Vectorized Benchmarks for the Berkeley Dwarfs
MetadataShow full item record
In order to guide development of new hardware that meet ever increasing needs, researchers and system designers need high quality performance evaluation tools. In computer science, benchmarking has emerged as one of the most important methods for this purpose. Multiple benchmarks that collectively evaluate a system for a wide range of characteristics in a specific area of interest are compiled into benchmark suites. The purpose is to increase the chances that insight of high validity can be leveraged, i.e. the insight is of high enough accuracy to be applied to real computer systems. The Berkeley dwarfs taxonomy, which are 13 computational patterns in widespread use in the fields of science and engineering, can be used for this purpose. From the start of the 21st century, as conventional instruction-level parallelism has failed to provide further microprocessor performance increases, the industry has been looking for ways to exploit other types of parallelism as well. One of these is data-level parallelism, found in the single input multiple data (SIMD) computer organization. Research shows that using vectorization can offer more benefits, e.g. increased energy efficiency. However, while SIMD is seeing increased adoption today, Cebrian et al. noticed that SIMD-aware benchmarking tools are not as widely available, which they argue can cause SIMD designers to under/over estimate the impact of their contributions.

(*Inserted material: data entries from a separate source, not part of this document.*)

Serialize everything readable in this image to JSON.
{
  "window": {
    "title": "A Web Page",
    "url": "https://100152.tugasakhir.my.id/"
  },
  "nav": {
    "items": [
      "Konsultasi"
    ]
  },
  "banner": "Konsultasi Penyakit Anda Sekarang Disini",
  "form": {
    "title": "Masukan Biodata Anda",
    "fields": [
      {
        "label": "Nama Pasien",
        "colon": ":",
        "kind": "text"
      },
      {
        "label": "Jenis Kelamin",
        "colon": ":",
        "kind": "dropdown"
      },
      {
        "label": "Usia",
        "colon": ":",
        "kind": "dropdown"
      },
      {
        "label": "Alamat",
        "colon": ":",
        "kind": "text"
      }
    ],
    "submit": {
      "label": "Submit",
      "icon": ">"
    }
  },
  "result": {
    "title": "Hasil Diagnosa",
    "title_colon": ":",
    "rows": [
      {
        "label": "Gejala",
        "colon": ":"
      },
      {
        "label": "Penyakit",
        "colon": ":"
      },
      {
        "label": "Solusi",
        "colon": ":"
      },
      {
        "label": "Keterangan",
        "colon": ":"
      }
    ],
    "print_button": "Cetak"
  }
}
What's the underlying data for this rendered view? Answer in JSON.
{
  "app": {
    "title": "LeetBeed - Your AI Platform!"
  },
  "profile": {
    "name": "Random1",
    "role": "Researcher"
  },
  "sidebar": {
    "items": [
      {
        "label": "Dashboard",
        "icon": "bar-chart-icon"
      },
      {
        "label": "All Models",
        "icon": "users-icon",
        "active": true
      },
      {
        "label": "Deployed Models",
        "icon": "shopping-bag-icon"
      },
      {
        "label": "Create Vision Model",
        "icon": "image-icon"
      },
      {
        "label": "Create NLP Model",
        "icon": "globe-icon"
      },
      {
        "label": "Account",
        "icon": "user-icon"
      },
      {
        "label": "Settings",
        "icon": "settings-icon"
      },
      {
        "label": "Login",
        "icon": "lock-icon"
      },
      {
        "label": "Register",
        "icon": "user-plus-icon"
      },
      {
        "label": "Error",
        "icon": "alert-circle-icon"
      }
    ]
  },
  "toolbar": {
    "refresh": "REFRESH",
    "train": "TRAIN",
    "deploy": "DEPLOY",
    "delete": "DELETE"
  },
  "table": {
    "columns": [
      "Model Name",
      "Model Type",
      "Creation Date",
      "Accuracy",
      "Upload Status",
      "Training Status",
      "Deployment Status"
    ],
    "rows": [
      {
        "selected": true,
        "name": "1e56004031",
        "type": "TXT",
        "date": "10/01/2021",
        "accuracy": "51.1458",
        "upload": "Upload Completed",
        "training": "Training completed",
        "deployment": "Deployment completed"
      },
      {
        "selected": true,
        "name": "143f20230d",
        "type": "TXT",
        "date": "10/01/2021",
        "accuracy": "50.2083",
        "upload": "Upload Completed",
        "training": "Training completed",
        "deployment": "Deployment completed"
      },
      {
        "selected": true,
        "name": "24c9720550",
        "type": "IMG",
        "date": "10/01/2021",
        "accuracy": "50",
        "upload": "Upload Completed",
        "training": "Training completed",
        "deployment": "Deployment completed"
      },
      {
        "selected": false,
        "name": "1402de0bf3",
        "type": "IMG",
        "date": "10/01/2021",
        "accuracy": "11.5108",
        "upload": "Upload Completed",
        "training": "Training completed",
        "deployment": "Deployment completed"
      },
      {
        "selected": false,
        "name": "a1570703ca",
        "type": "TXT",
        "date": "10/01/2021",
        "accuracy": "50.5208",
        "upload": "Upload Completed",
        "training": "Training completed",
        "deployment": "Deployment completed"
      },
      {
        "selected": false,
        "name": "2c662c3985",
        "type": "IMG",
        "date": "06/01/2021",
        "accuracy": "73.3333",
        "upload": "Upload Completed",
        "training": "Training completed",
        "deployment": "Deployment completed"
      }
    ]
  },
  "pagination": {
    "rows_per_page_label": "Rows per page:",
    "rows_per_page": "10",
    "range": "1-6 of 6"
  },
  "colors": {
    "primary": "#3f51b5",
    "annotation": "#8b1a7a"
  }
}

For this reason, they proposed SIMDwarfs, aiming to offer the research community with a SIMD-aware benchmark suite covering all 13 Berkeley dwarfs.In this thesis we have contributed to SIMDwarfs by analyzing four retrieved, vectorized benchmark implementations from three uncovered dwarfs: nbody from n-body methods, nqueens from backtrack and branch-and-bound, and NW and SWat from dynamic programming. All implementations were evaluated using non-vectorized configurations and configurations utilizing SSE and AVX SIMD extensions. The results indicated that while vectorization offered improved performance, the hardware used for the evaluations limited further performance increases. With these implementations added, SIMDwarfs now cover 10 of 13 dwarfs.